From about 8 seconds onward, see that diagonal / cross hatched
faint pattern?

https://www.youtube.com/watch?v=uC0R6Lh4vQM

How do I get rid of it?
Can't find anything in my driver settings
(Intel 5500 integrated graphics and Nvidia 940m)

It's not noticeable from far away due to the faintness
but it can be seen quite easily close up when there's motion
on screen (e.g. gaming).

I can see this pattern easily by just moving
my eyes close to the screen in a diagonal
motion.

It sounds like I'm nitpicking but
I'm not the type to nitpick.
It's faint but noticeable
and is frustrating when gaming
especially on lighter colours.

Is there a registry edit or something?
I'm guessing other graphics / drivers
have an option to eliminate it in some way
but my drivers have few options.

Someone in the comments said they
set the "trace free option" in the "colour menu"
to 0.

I have no such option in any of my graphics settings neither Intel or Nvidia.
 
Solution
I have not looked for scaling options in the Intel control panel.

Trying a live linux cd/dvd/usb is actually a good idea to rule out a Windows issue.

Not all monitors are created equally so my first guess was the screen simply looks that way(be it by overdrive or actual image dithering[FRC is a kind of dithering that users are not supposed to see.]).
Tracefree(for Asus screens) is the overdrive settings on the monitor it self. You use the monitors Menu button to go find that.

You may also be seeing a PWM backlight(it is hard to explain). This can cause some strange artifacts for users to see. PWM dimming is more noticeable at lower brightness settings many times.

See if you have more than a single line close to each other on this test.
http://testufo.com/#test=blurtrail

What monitor do you have? It is possible that you have an older screen that did in fact use color dithering. This would have nothing to do with the computer and all be done in the screen(has its own control board inside) it self.
 
Sorry I was not clear.
My problem is similar but it's on
my new laptop screen.

As far as I can see in driver control panels (Intel and Nvidia)
nothing seems to refer to or fix this issue
unless there's some way to get better drivers?

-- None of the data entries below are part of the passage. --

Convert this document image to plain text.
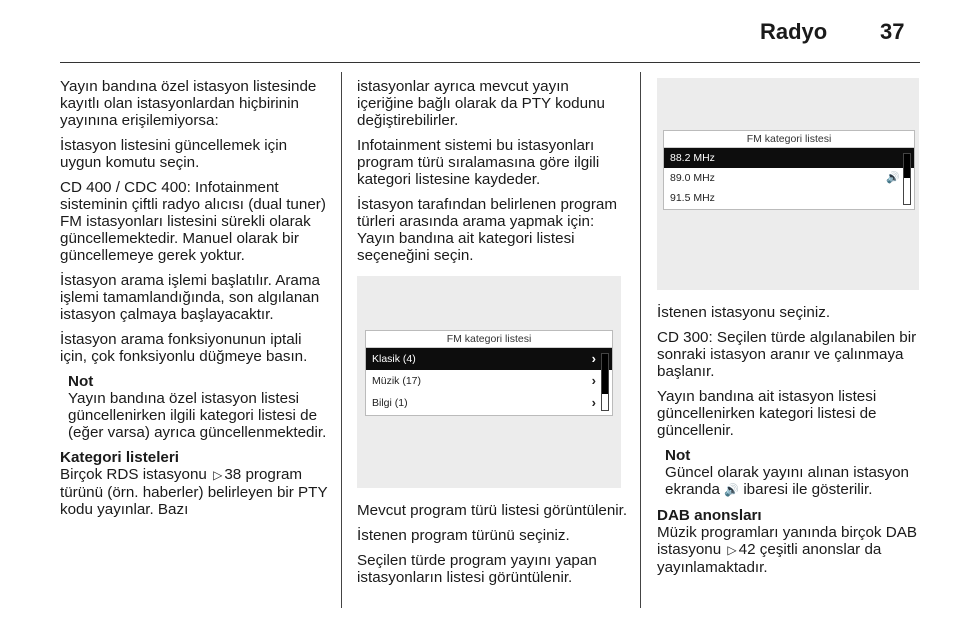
Radyo 37

Yayın bandına özel istasyon listesinde kayıtlı olan istasyonlardan hiçbirinin yayınına erişilemiyorsa:

İstasyon listesini güncellemek için uygun komutu seçin.

CD 400 / CDC 400: Infotainment sisteminin çiftli radyo alıcısı (dual tuner) FM istasyonları listesini sürekli olarak güncellemektedir. Manuel olarak bir güncellemeye gerek yoktur.

İstasyon arama işlemi başlatılır. Arama işlemi tamamlandığında, son algılanan istasyon çalmaya başlayacaktır.

İstasyon arama fonksiyonunun iptali için, çok fonksiyonlu düğmeye basın.

Not
Yayın bandına özel istasyon listesi güncellenirken ilgili kategori listesi de (eğer varsa) ayrıca güncellenmektedir.
Kategori listeleri

Birçok RDS istasyonu ▷ 38 program türünü (örn. haberler) belirleyen bir PTY kodu yayınlar. Bazı

istasyonlar ayrıca mevcut yayın içeriğine bağlı olarak da PTY kodunu değiştirebilirler.

Infotainment sistemi bu istasyonları program türü sıralamasına göre ilgili kategori listesine kaydeder.

İstasyon tarafından belirlenen program türleri arasında arama yapmak için: Yayın bandına ait kategori listesi seçeneğini seçin.

FM kategori listesi
Klasik (4)	›
Müzik (17)	›
Bilgi (1)	›

Mevcut program türü listesi görüntülenir.

İstenen program türünü seçiniz.

Seçilen türde program yayını yapan istasyonların listesi görüntülenir.

FM kategori listesi
88.2 MHz
89.0 MHz	🔊
91.5 MHz

İstenen istasyonu seçiniz.

CD 300: Seçilen türde algılanabilen bir sonraki istasyon aranır ve çalınmaya başlanır.

Yayın bandına ait istasyon listesi güncellenirken kategori listesi de güncellenir.

Not
Güncel olarak yayını alınan istasyon ekranda 🔊 ibaresi ile gösterilir.
DAB anonsları

Müzik programları yanında birçok DAB istasyonu ▷ 42 çeşitli anonslar da yayınlamaktadır.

My old laptop had the snowball effect dithering sometimes in gaming
but on this new laptop the dithering is difference (worse imo even if it's subtle)
with the faint diagonal lines / sometimes cross hatching effect. :/

Not nice for close up laptop gaming. 😱
 
What do you mean by that?
Is this a software issue (incompetent drivers)
or hardware issue? (Bad screen)

I'm guessing (and hoping...)
it's just a driver thing? 😱

Does Linux have significantly different drivers / GPU control panels to Windows 10 versions?
Intel drivers.....sigh....they're so annoying.
My Intel drivers also do NOT allow me to scale games!!
So older games play with black borders. :/
 
I have not looked for scaling options in the Intel control panel.

Trying a live linux cd/dvd/usb is actually a good idea to rule out a Windows issue.

Not all monitors are created equally so my first guess was the screen simply looks that way(be it by overdrive or actual image dithering[FRC is a kind of dithering that users are not supposed to see.]).